Improving Bounded Model Checkers Scalability for Circuit De-Obfuscation: An Exploration

With the globalization and distribution of the semiconductor supply chain, intellectual property (IP) protection has become a necessity. Recent years have witnessed a surge of interest in logic locking as a proactive IP protection solution. However, in recent years, we also have seen an increase in logic/circuit de-obfuscation attacks that put the strength of logic locking at risk. One of these attacks on locked circuits is the bounded-model-checker (BMC)-based attack, where the adversary has limited access to the design-for-testability (DFT) (known as scan chain). While the BMC-based attack is widely known as an algorithmic attack, numerous studies show that the attack lacks scalability since it has two unrolling factors: sequential unrolling and miter duplication.
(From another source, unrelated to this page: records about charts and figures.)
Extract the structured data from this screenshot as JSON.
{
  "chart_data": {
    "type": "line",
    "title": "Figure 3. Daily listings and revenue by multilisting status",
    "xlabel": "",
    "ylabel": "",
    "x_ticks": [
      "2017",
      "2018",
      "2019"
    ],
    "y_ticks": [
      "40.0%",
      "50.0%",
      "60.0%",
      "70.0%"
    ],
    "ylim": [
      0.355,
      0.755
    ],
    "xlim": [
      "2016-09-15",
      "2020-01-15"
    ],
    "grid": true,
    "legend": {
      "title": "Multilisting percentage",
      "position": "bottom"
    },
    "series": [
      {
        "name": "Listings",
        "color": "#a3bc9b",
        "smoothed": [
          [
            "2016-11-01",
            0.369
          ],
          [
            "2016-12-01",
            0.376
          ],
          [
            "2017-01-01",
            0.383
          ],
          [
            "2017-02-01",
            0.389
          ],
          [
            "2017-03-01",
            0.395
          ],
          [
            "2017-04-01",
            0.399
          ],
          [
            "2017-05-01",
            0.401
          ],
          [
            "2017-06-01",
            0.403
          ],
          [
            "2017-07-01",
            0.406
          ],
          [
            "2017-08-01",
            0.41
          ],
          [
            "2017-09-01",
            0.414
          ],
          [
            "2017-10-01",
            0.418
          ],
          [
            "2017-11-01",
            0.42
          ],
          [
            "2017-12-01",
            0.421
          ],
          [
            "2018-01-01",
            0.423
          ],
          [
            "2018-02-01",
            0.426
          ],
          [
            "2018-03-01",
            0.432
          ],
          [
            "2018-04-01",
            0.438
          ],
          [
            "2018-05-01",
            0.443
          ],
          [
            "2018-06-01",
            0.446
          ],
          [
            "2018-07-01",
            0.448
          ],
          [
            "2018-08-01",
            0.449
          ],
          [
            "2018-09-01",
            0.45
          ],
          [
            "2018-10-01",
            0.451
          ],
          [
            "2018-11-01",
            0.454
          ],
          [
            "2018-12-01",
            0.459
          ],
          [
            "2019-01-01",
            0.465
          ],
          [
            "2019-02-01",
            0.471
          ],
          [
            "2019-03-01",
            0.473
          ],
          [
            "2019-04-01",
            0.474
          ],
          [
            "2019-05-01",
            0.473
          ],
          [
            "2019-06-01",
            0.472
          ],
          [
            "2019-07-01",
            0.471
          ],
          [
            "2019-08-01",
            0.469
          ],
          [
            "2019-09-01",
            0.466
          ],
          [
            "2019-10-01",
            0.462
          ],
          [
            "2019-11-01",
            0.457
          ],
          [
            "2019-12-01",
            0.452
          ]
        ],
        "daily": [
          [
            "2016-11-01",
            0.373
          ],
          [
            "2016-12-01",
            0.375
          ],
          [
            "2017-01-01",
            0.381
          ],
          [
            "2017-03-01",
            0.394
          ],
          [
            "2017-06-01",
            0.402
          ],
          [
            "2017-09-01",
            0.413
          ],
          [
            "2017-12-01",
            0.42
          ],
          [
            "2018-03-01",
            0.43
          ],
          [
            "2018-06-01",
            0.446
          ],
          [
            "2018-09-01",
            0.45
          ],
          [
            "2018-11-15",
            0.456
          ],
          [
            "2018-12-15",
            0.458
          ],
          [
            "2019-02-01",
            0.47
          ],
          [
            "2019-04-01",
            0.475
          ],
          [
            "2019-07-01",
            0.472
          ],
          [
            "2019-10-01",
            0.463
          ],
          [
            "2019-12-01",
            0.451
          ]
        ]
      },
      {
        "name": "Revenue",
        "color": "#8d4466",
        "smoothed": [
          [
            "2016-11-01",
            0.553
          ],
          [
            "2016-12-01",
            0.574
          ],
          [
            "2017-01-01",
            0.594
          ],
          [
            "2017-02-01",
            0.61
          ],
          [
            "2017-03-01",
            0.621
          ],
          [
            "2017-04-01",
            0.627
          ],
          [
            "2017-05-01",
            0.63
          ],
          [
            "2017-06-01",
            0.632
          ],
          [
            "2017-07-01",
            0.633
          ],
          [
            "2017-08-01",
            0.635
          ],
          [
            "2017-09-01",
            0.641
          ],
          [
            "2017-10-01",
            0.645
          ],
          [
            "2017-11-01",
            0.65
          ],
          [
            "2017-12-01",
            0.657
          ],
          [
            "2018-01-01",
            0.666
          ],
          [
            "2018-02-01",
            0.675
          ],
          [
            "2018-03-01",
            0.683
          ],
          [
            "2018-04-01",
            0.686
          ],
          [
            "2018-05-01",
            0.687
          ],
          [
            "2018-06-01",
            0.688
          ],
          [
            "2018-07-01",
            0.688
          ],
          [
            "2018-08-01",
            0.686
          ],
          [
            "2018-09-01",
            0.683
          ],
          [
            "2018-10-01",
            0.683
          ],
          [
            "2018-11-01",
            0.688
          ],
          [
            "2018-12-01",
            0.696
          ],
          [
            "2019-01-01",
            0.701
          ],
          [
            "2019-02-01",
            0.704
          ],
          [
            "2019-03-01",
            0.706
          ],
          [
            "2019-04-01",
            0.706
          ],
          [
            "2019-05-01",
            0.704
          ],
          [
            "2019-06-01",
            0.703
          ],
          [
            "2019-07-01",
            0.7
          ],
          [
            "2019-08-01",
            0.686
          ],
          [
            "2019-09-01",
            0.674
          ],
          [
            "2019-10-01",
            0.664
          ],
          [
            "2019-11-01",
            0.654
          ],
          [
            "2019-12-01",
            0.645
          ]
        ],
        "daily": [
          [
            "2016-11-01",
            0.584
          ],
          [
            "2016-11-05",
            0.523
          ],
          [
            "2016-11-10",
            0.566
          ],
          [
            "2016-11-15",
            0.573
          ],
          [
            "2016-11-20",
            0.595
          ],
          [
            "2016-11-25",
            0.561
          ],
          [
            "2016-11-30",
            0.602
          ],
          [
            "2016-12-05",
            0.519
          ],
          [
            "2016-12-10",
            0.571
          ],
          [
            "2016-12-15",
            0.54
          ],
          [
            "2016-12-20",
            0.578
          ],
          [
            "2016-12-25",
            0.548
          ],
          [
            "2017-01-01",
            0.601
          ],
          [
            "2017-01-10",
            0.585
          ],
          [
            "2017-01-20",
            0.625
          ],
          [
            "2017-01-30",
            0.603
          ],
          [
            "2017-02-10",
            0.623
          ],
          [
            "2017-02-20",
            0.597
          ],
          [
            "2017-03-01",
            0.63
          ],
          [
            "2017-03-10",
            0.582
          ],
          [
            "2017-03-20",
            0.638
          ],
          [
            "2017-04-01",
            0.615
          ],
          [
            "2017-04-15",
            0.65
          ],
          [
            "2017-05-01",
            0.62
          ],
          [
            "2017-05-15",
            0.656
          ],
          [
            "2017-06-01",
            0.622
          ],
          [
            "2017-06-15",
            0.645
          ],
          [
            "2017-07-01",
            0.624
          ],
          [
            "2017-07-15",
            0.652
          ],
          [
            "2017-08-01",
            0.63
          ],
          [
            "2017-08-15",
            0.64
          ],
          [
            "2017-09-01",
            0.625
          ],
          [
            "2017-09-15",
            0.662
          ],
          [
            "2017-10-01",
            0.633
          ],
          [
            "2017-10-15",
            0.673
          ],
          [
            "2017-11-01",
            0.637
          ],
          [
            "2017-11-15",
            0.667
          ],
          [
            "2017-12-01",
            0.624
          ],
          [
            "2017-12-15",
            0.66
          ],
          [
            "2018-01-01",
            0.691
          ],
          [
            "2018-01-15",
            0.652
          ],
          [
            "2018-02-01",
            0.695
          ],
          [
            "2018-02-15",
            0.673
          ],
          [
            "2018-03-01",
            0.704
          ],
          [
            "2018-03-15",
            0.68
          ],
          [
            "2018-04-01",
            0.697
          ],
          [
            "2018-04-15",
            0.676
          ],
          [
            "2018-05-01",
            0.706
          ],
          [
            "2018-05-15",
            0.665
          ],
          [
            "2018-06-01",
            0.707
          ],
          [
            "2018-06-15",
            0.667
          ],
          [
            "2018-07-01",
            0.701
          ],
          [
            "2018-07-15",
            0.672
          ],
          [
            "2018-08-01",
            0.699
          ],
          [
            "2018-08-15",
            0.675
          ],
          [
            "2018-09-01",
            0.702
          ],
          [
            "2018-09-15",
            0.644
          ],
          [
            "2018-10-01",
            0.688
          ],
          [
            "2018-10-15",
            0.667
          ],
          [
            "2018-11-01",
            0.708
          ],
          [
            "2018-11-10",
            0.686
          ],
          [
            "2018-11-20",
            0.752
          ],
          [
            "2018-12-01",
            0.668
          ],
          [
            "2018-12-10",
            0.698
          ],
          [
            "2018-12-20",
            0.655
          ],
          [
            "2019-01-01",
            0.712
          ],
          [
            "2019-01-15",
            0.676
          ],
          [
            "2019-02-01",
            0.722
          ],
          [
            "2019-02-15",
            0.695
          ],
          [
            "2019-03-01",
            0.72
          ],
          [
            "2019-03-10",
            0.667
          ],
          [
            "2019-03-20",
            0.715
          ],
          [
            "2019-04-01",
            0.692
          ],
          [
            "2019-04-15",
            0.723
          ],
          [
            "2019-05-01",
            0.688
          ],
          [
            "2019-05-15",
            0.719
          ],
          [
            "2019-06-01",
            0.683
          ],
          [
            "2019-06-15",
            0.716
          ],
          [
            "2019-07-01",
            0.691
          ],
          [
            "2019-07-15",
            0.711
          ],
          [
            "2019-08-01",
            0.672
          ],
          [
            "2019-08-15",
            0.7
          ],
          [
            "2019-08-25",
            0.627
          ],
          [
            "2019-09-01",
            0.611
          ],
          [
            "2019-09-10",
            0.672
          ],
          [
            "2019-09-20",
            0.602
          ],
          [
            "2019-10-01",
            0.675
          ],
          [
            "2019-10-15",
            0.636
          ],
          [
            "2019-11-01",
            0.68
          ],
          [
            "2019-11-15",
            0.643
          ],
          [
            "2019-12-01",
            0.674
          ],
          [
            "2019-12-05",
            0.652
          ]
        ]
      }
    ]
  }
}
Inspired by straightforward heuristics widely used for satisfiability problems in the computer science SAT community, in this paper, we will explore a set of methodologies that can have a significant impact on mitigating the BMC attack's scalability issue. For this purpose, through the BMC attack process, we explore the efficacy of "restart" and "initialization" on the attack performance, in which we apply some modification on the locked design before ("initialization") or within ("restart") the BMC execution. By applying "restart" and "initialization" in numerous different configurations, our experimental results show >85% consistent improvement in the BMC attack that can lead to a stronger algorithmic attack scenario on logic locking.